The ballerina’s pink tulle skirt and tiara have survived as the favorite dress-up costume for little girls everywhere, and it still connotes the epitome of femininity. In 1987, Vogue went on location with Dancers, to capture Julie Kent wearing a long tutu and a jacket belonging to Mikhail Baryshnikov, her love interest in the film, draped over her shoulders as she leaned on a scooter—the fragile heroine protected by a man. Eighteen years later, Rei Kawakubo’s Ballerina Motorbike collection, for Comme des Garçons, offered an amusing update: tutus with fitted black leather jackets that clearly belong to the women wearing them, equal parts vulnerable and tough.
Today, the most obvious trait that fashion and ballet share is a similar body type, slender in the extreme.

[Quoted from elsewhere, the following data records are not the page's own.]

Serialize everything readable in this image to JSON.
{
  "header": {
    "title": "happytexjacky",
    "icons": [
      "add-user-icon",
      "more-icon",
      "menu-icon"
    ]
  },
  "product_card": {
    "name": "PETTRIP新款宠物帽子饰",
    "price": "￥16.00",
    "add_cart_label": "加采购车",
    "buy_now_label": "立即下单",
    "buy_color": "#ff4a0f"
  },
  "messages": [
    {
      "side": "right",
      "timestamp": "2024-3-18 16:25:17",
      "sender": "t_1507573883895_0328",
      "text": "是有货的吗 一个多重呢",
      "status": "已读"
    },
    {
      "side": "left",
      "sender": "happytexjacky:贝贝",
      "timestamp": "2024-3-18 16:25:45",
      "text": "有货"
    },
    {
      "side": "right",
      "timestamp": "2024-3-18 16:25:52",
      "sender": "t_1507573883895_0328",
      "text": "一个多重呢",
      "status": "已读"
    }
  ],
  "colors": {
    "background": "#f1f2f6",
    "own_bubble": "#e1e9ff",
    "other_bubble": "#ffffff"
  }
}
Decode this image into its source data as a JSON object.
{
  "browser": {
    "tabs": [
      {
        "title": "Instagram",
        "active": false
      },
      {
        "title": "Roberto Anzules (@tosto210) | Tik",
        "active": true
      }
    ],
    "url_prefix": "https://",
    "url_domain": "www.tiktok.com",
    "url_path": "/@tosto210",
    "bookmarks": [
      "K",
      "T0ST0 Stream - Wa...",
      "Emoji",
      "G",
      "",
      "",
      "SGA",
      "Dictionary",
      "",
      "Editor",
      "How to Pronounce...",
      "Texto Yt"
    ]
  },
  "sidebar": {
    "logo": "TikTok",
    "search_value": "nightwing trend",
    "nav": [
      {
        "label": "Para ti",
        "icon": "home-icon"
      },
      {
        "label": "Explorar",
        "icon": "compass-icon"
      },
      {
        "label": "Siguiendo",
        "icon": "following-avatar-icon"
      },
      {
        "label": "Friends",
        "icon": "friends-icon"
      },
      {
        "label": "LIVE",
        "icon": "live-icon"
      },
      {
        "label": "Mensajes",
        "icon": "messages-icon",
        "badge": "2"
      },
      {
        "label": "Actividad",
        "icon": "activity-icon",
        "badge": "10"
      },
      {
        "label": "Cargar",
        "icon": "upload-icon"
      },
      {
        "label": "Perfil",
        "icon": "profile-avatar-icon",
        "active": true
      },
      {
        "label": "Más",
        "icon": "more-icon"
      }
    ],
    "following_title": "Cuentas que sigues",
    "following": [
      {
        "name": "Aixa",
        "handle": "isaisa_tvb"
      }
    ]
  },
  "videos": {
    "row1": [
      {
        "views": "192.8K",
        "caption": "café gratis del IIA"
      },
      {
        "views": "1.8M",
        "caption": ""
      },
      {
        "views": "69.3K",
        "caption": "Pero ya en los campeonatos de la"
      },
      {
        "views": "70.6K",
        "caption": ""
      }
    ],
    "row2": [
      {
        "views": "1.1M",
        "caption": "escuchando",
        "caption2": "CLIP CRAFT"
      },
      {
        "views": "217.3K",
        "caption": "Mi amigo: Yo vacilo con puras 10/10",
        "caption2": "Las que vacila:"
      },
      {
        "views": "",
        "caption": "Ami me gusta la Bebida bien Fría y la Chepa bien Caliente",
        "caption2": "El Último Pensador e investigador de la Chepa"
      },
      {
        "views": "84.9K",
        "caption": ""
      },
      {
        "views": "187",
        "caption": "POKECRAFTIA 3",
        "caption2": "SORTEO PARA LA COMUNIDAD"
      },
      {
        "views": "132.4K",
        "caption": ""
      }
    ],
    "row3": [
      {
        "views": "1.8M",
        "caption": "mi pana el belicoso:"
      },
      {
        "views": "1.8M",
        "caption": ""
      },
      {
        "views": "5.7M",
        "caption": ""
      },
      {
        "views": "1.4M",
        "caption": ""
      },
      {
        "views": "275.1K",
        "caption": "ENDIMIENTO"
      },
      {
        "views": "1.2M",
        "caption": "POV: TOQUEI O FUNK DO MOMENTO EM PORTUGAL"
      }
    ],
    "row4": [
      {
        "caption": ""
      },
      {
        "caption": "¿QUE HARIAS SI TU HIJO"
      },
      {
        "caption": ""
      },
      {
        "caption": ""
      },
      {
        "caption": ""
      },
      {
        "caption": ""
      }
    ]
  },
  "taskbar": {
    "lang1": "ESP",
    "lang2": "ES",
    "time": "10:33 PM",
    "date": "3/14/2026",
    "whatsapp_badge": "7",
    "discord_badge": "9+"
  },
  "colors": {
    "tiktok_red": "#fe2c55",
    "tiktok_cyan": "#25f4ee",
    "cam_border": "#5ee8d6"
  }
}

A closer look, however, reveals some telling distinctions. Dancers achieve their streamlined appearance through methodical exercises that endow them with muscle and contours that many models lack, no matter how fit they may be. Likewise, models may have good posture, but a dancer’s posture is erect to an exaggerated degree, the product of years spent stretching the neck and holding the shoulders back and down, flattening the natural curve of the upper spine. Ballet training creates a singular physique, and its effects are, in many cases, lifelong. Even after Audrey Hepburn had discontinued her dance studies and made the switch to acting, her extraordinary carriage and physical command were that of a dancer, and they set her apart. This was before athletes like Serena Williams and Megan Rapinoe broadened our understanding of what a strong woman could look like.
Transformation is at the heart of ballet—aspiring to beauty that lies beyond our natural state, remodeling ourselves through hard work and discipline. And fashion, for the better part of the last century, subscribed to this same goal, albeit on more modest terms, urging women to approximate a set of standards that were, for most of us, hopelessly out of reach. At a time when African, Asian, Hispanic, Middle Eastern, and other types of beauty have gained representation in fashion (and, to a far lesser degree, ballet), when bodies of all shapes and sizes are featured in ads for lingerie, when we dress as who we are rather than as someone we’re trying to be, it’s hard not to see Ballerina as a monument to an era that has come and gone. The ballerina lives on, but she’s one of us now.